Re: Compression through normalization

From: Doug Ewell (
Date: Sat Dec 06 2003 - 02:20:51 EST

  • Next message: Doug Ewell: "Re: Compression through normalization"

    Philippe Verdy <verdy underscore p at wanadoo dot fr> wrote:

    > Still in the same subject, how do the hold KSX standards for Han[g]ul
    > compare each other? If they are upward compatible, ans specify that
    > the conversion from an old text not using compound letters to the new
    > standard does not mandate their composition into compund jamos, as
    > they are considered equivalent there, then there's an issue if a text
    > is converted from the old standard set of jamos to Unicode or first
    > converted to the new set and then to Unicode.
    > In that case Unicode will not treat them as canonically equivalent,
    > despite they would have been considered equivalent in the Korean
    > standards. So we will find various data containing precomposed jamos
    > for the johad set, and other syllables not using them.
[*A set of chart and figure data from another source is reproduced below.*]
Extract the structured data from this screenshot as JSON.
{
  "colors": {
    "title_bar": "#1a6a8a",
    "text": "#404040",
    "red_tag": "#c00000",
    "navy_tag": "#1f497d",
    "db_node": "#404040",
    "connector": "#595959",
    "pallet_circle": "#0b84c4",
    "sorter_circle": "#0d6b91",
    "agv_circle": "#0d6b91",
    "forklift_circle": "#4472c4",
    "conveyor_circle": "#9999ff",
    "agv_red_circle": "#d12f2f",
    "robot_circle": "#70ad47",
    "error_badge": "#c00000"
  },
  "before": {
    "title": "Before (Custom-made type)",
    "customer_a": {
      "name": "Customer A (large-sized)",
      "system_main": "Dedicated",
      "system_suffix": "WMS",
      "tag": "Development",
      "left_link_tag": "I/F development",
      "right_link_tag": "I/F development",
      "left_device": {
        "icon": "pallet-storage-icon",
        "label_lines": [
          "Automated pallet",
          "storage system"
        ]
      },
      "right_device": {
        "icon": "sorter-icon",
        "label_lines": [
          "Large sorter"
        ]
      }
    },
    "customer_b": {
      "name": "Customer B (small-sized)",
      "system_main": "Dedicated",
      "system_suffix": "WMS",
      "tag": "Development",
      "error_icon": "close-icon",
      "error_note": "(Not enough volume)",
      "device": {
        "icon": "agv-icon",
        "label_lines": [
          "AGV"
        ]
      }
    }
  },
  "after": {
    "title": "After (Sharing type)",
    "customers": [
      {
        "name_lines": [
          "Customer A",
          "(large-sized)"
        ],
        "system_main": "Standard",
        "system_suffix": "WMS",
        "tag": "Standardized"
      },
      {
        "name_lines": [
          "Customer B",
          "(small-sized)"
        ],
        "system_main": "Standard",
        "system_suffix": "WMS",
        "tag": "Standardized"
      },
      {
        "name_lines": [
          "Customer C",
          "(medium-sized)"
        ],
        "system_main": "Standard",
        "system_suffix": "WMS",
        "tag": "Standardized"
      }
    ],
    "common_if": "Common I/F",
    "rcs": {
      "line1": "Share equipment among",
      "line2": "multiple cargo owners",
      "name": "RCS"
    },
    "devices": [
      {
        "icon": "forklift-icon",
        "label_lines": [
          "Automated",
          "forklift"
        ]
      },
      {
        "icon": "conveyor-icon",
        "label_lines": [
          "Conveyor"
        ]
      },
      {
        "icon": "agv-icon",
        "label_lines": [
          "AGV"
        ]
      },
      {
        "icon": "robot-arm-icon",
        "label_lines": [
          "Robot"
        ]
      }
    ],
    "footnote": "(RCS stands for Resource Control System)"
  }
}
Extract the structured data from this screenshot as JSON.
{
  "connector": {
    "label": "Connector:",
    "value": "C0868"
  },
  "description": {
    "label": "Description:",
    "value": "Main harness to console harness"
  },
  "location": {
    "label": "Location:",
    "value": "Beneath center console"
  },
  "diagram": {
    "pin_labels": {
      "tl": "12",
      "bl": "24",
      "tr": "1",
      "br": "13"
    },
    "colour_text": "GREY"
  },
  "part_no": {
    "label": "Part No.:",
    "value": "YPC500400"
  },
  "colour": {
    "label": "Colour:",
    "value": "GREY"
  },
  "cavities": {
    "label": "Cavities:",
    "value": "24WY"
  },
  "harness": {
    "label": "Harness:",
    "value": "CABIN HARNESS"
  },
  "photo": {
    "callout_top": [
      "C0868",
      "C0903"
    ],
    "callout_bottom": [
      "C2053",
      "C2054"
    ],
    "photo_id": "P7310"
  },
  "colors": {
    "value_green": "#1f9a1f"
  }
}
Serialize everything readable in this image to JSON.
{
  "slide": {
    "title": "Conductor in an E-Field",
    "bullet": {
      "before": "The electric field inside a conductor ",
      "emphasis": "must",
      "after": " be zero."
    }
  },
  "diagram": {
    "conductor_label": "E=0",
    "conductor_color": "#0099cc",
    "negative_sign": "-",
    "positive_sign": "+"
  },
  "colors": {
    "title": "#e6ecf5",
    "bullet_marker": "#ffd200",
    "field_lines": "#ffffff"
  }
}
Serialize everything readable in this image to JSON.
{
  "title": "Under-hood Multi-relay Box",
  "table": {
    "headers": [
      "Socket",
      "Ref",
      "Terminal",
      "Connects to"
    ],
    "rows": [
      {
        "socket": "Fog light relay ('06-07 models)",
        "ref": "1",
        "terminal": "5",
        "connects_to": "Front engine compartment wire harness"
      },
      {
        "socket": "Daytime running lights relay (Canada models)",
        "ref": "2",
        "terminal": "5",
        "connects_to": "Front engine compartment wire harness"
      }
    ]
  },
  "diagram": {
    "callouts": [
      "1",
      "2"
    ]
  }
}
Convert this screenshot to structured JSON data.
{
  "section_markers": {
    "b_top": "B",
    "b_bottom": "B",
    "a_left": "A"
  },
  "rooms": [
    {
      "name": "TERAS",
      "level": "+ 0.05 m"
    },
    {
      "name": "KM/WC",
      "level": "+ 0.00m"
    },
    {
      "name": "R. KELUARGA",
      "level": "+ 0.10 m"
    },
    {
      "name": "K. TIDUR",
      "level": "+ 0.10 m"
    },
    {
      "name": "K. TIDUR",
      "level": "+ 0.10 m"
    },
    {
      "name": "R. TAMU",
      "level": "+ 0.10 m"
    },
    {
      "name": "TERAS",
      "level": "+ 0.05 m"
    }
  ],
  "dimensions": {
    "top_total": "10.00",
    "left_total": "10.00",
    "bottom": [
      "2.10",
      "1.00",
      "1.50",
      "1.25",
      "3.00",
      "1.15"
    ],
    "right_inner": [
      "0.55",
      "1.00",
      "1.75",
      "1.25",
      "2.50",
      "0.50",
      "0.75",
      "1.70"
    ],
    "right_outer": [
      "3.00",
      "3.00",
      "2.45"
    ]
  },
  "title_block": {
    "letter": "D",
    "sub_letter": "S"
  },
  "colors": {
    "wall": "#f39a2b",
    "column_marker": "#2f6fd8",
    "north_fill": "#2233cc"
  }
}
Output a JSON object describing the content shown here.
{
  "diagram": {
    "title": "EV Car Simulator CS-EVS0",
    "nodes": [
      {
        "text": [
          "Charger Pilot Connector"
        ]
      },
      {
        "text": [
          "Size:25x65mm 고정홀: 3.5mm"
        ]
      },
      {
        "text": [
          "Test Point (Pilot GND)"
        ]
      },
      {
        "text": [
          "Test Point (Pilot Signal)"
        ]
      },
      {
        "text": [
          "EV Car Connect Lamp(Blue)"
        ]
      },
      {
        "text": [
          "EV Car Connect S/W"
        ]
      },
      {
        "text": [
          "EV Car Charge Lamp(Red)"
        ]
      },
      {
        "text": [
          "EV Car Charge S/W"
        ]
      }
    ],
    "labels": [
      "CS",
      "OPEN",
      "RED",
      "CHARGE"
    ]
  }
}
    Put another way, when converting strictly from a standard such as KS X
    1001 where the consonants are not differentiated as to choseong vs.
    jongseong, the jamos will be converted to the Unicode compatibility
    characters in the U+31xx block, not the "real" Hangul Jamos block at
    U+11xx. They will thus not be canonically equivalent to either the
    U+11xx jamos or the precomposed syllables.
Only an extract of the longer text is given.